Thales: If one were to try to identify a 'first philosopher' among the ancient Greeks, Thales would be a good choice; Aristotle, in fact, will later call him exactly this. We don't know many precise details about him (or any of the Milesians) but we do know that he was interested in the natural world and accurately predicted the eclipse of May 28, 585 BC. He became famous for his wisdom and understanding of the world. We have no writings from him, but according to Aristotle Thales was the first to try to explain things not by appealing to the gods but by trying to figure out the nature of the world. According to Thales, the nature of the world was water. Given that Thales came from wet Miletus, one can see how someone might think this: water can be gas, liquid, or solid, so it's only a short distance to thinking that perhaps all other changes in the world are variations on the same process water undergoes.

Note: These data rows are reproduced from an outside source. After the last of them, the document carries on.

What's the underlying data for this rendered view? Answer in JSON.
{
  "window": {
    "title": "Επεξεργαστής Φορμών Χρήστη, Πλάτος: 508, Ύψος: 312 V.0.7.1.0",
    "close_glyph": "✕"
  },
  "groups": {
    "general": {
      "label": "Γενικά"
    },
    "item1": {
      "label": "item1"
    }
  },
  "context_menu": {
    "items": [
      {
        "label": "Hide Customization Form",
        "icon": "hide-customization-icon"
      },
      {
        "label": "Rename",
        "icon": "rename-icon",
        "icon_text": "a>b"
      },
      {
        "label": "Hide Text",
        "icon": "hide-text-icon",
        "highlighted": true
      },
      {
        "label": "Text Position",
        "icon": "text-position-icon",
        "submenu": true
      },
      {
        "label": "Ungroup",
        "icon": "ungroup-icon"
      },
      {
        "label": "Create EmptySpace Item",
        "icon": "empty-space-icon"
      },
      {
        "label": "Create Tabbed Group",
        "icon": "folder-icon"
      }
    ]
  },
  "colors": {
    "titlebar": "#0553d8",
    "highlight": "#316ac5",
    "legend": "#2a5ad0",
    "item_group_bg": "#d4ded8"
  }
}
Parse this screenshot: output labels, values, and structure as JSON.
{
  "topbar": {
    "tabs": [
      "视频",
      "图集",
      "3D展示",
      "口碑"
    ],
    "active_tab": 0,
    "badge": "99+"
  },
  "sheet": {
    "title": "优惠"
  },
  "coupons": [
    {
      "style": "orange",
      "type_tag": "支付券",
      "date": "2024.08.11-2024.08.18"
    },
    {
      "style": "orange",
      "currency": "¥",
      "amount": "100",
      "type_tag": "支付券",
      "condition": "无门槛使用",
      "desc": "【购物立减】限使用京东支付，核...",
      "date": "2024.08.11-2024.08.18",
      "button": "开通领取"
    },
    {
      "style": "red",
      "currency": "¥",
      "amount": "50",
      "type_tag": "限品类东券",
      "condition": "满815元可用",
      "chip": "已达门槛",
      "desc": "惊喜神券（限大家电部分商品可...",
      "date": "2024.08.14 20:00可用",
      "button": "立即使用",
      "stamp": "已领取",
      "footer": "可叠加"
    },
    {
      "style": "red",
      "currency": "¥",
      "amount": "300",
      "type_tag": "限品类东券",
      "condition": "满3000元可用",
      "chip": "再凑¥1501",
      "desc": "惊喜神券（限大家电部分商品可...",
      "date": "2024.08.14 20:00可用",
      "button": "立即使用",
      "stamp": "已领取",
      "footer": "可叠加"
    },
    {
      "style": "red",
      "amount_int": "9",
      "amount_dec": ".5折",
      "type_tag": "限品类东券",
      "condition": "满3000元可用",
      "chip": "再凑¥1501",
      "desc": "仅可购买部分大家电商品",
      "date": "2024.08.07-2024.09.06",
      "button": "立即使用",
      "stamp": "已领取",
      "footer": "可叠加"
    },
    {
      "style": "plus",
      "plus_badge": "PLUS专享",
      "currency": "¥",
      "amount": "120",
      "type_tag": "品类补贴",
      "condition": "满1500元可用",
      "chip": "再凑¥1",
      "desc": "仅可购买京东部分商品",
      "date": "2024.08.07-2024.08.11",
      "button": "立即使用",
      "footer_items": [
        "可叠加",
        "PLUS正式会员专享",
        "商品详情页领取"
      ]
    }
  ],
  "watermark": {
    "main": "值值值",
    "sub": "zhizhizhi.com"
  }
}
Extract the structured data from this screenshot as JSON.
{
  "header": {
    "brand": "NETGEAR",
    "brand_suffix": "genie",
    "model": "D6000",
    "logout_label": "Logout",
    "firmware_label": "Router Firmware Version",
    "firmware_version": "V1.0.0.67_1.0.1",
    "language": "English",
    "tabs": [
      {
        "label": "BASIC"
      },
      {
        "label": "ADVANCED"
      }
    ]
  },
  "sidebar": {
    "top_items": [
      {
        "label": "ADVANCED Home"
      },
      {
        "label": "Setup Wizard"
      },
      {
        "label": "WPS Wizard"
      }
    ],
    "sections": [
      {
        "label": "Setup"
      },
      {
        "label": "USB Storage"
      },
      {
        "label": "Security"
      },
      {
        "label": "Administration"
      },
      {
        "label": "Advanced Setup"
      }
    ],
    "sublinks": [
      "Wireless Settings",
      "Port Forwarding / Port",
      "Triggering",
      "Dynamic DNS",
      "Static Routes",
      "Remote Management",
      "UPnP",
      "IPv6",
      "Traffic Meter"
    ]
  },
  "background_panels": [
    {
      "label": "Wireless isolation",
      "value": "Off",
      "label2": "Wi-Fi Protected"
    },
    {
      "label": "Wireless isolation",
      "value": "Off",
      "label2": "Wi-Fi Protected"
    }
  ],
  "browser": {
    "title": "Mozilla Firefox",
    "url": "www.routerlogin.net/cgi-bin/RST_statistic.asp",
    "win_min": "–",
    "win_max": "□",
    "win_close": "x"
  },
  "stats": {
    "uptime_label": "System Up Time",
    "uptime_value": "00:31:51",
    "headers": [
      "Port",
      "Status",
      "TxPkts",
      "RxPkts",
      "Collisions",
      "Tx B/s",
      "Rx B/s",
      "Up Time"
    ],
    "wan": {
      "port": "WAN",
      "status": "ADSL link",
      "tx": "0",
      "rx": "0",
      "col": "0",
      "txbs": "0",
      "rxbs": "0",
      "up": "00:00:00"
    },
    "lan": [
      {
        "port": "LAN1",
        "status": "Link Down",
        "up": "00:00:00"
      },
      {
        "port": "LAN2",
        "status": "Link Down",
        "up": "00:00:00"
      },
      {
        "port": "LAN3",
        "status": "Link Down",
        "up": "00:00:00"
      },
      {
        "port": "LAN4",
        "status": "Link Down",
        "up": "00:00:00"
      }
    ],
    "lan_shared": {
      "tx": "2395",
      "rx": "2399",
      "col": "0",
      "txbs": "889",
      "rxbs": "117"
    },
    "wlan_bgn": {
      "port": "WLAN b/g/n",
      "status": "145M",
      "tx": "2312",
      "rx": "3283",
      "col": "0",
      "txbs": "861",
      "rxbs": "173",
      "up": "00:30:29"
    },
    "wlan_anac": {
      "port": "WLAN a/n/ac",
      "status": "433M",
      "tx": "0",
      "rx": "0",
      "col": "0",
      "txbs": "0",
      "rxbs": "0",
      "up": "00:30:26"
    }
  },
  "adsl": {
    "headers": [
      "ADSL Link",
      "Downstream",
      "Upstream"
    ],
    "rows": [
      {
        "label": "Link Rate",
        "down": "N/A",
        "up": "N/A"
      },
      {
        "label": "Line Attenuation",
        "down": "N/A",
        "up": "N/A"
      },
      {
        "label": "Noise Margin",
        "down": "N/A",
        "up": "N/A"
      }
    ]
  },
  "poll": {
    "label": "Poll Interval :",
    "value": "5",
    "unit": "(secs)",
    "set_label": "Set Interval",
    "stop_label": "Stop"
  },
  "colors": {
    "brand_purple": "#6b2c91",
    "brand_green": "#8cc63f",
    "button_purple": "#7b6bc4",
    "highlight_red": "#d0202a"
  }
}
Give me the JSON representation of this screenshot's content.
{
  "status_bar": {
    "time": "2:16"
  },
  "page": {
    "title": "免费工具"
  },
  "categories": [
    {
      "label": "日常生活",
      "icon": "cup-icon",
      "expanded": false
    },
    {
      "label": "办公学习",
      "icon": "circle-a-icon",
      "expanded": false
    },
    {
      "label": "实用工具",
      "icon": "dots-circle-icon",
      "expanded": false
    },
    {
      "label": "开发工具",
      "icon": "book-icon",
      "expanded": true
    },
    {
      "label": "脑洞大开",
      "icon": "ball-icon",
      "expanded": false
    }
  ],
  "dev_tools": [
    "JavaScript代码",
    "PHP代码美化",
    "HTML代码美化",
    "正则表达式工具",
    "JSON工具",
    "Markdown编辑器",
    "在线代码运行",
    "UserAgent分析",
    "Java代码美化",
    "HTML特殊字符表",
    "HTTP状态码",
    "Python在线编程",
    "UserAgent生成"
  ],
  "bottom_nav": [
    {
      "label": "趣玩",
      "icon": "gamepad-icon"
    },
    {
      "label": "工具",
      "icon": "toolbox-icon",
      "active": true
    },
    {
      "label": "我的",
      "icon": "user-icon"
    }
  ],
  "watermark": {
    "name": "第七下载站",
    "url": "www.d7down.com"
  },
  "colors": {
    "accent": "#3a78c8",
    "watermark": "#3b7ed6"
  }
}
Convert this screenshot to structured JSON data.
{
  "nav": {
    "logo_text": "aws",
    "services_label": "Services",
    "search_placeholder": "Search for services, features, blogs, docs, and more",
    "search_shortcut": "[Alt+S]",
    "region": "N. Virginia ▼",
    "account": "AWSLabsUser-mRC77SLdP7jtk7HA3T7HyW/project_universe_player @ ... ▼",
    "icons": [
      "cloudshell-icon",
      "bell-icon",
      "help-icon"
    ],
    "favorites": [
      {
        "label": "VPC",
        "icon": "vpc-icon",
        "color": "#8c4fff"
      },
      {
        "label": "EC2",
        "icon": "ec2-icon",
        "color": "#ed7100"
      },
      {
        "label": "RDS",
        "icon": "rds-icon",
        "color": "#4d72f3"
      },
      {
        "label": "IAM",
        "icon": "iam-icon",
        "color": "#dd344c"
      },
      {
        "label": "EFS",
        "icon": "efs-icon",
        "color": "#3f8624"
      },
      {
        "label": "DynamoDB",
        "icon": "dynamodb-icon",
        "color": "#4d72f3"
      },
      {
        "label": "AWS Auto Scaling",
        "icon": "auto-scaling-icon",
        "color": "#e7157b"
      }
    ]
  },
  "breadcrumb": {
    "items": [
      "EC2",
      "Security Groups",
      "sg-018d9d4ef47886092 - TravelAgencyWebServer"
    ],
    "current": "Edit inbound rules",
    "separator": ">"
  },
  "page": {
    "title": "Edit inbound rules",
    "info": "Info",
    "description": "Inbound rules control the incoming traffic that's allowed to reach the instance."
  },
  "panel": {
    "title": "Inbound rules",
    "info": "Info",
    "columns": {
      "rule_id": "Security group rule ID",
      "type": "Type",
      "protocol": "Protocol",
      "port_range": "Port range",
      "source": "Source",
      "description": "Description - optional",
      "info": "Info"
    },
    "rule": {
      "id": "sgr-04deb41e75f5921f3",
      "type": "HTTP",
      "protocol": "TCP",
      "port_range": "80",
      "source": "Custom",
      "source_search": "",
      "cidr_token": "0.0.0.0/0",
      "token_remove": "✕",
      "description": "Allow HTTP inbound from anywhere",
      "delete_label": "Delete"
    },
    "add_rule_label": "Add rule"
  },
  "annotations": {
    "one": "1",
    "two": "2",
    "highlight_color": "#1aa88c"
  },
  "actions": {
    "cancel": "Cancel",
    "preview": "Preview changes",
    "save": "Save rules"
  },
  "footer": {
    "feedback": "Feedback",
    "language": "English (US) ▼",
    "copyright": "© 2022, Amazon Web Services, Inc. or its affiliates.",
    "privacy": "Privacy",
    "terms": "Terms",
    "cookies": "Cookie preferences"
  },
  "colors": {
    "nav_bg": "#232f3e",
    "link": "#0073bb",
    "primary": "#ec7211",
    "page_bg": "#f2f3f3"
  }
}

Anaximander: Anaximander took up the same questions Thales (who seems to have been his teacher) did. A late work by Themistius claims that he was the first philosopher to write a treatise on nature, but this might be a mistake. He is said to have suggested that the actual nature that Thales had been looking for was not water but what he called the apeiron, or unbounded: something so indeterminate that it can be opposite things like water and fire, air and earth. He may have been the first to suggest that the earth was suspended in the middle of the world, not resting on anything else, and may also have been the first to realize that the Sun was a very large object; he also seems to have held that thunder was not an action of the gods but simply the clouds hitting each other.

Anaximenes: Anaximenes seems to have held the view that Thales's underlying substance was air. We don't know much else about him, but he does seem to have tried to go farther than others had in analyzing the classical list of the four elements (fire, water, earth, and air) by identifying them in terms of more fundamental features (cold and hot, wet and dry).

Milesian ideas seem to have been taken up and debated elsewhere in Ionia, and there are a number of names of non-Milesians from Ionia that come down to us. The most notable of these was

Heraclitus: A notable thinker from Ephesus, he seems to have held that the root substance was fire. But he went farther than the Milesians by recognizing that the fundamental issue was not so much the basic material as the nature of change itself. According to fragmentary sayings attributed to him, he held that everything is constantly changing ('You cannot step into the same river twice') and that change is a conflict of opposites. By raising the question of change itself, Heraclitus is essentially taking the Milesian project and raising it to a more abstract level.

All of the Ionian philosophers are notable for trying to go beyond pious explanation of events by appeal to the gods in order to determine what it is in the nature of things that makes things change the way they do. Because of this, one sometimes hears the phrase "Ionian Enchantment" associated with discussions of natural science: the Ionian Enchantment is the wonder generated by thinking of the natural world as intelligible and orderly, and is sometimes said to be the heart of the scientific approach to the world. We have to be careful of anachronism, but if we interpret the idea that the world has an intelligible order following natural laws broadly enough, it isn't unreasonable to say that it begins with the new questions that were raised by the Ionians. Of course, things had a long way to go; but the mere fact of raising these questions about change was an innovation, and the beginning of a long and fruitful journey.